İnşallah Pamuk bir daha hiçbir zaman New York’a girmek zorunda kalmaz, dünyanın başkenti dediği İstanbul sokaklarında özgürce dolaşıp, romanlarını yazar…
Peki Orhan Pamuk neden ABD’ye gitmek zorunda kalmıştı?
Röportaj kılığındaki siyasi komiser sorgusunun esas bu yazıya ilham olan diyaloğuna göre Pamuk da hâlâ tam olarak bu sorunun cevabını bilmiyor:
“Soru: Yolsuzluklara nasıl bakıyorsunuz?
Pamuk: 17 Aralık’tan sonra YouTube’da ve başka yerlerde gördüklerim beni rahatsız etti.”
İyi bir okuru olarak biraz yardımcı olabilirsem ne kadar mutlu olurum…
Orhan Pamuk’un Türkiye’den uzaklaşmak zorunda kalmasının nedenlerinin başında mahkemeler, linç atmosferi ama en başta Ergenekon’un suikast planı gelmiş olmalı.
Ergenekon’un Orhan Pamuk’a suikast planı yaptığını Türkiye, Ergenekon soruşturmasının 2008’in Ocak ayındaki dalgasından sonra öğrendi.
Pamuk ise daha sonra verdiği bir röportajda kendisinden bundan çok daha önce suikast planından haberi olduğunu açıkladı: “Ergenekon olayı çıkmadan 8 ay önce Ergenekoncuların beni öldüreceği ile ilgili bilgiler bana ulaştırıldı. Benimle ilgili öldürme planlarını gördüm, telefon konuşmalarını dinledim”
İddianameye göre suikast planlarının arkasında Kuvvayi Milliye Derneği başkanı olan emekli albay Fikri Karadağ (şu meşhur yemin törenini yapan dernek) ve onun suikast timi (Muhammed Yüce, Selim Akkurt, Ayhan Çelik ve Coşkun Çalık) vardı.
Suikast planlarından bahsediyoruz çünkü savcıya göre Ergenekon’un hedefindeki isimler; Fehmi Koru, Osman Baydemir, Ahmet Türk, Sabahat Tuncel ve Orhan Pamuk’tu.
Peki, kimdi bu suikast timi? Karadağ’dan bahsetmiştik.

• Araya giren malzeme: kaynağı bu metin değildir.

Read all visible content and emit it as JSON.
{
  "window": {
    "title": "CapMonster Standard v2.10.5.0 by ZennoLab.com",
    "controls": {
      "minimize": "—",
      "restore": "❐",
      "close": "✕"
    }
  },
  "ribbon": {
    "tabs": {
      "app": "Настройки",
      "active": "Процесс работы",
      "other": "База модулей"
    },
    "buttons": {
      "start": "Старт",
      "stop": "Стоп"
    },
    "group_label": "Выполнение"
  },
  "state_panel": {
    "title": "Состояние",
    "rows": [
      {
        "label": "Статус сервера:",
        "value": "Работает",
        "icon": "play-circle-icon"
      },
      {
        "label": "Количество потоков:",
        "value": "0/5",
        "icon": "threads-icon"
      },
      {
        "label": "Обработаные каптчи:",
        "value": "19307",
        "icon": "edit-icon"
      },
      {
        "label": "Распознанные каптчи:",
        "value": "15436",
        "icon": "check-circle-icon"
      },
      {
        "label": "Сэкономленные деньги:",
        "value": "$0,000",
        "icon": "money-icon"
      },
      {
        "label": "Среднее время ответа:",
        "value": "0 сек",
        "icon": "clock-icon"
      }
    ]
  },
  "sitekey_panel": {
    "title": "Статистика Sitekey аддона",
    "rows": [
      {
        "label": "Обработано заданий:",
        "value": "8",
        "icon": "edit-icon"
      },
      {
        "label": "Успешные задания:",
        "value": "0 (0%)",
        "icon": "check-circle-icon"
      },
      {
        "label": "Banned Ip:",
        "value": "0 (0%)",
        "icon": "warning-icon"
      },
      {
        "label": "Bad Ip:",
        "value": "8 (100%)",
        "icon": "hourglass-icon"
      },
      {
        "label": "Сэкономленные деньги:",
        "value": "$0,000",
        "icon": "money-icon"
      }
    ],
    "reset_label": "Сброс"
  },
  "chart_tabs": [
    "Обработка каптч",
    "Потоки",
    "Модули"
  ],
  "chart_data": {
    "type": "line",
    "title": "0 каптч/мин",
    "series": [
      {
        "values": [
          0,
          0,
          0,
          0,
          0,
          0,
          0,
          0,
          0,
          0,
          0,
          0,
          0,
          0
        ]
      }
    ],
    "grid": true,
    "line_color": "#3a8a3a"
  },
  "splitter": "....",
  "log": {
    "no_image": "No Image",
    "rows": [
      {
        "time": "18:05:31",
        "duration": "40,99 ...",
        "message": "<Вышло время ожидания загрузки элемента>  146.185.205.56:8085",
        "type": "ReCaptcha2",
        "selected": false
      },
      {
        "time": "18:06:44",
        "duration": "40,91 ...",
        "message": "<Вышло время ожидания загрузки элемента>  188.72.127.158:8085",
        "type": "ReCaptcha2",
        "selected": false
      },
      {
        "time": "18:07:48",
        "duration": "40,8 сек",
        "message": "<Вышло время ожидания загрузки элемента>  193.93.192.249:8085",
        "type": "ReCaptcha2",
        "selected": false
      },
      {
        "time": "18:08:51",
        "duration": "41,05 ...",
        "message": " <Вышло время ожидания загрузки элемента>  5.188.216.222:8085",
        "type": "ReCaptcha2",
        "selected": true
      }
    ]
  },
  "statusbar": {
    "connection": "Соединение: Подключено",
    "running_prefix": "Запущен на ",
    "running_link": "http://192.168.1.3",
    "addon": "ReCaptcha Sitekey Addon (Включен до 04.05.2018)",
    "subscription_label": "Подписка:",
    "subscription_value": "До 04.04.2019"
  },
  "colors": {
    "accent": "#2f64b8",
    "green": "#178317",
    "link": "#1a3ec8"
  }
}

Muhammed Yüce, ordudan ayrılmış bir uzman çavuştu, sonra güvenlik şirketinde çalışmış, sonra da Kuvvayi Milliye Derneği Bursa şubesinde gönüllü olmuş. Onun Erzurumlu hemşehrisi Selim Akkurt ise 18 yaşında Erzurum’da kanlısını öldürüp İstanbul’a kaçmış, 23 yaşında İstanbul’da da bir cinayete daha karışmış ama yakalanamamış bir kaçaktı ve işçi olarak çalışıyor. Diğer ikisi ise daha daha düşük profilli rolleri olan Erzurumlu akrabalarıydı.
İddianameye Muhammed Yüce ile Fikri Karadağ arasında 1 Ocak 2007’den itibaren görüşmeler başlamıştı. Şöyle görüşmeler: Yüce: DTP’yi bombalayacağım. Karadağ: Yok, sakın yapma.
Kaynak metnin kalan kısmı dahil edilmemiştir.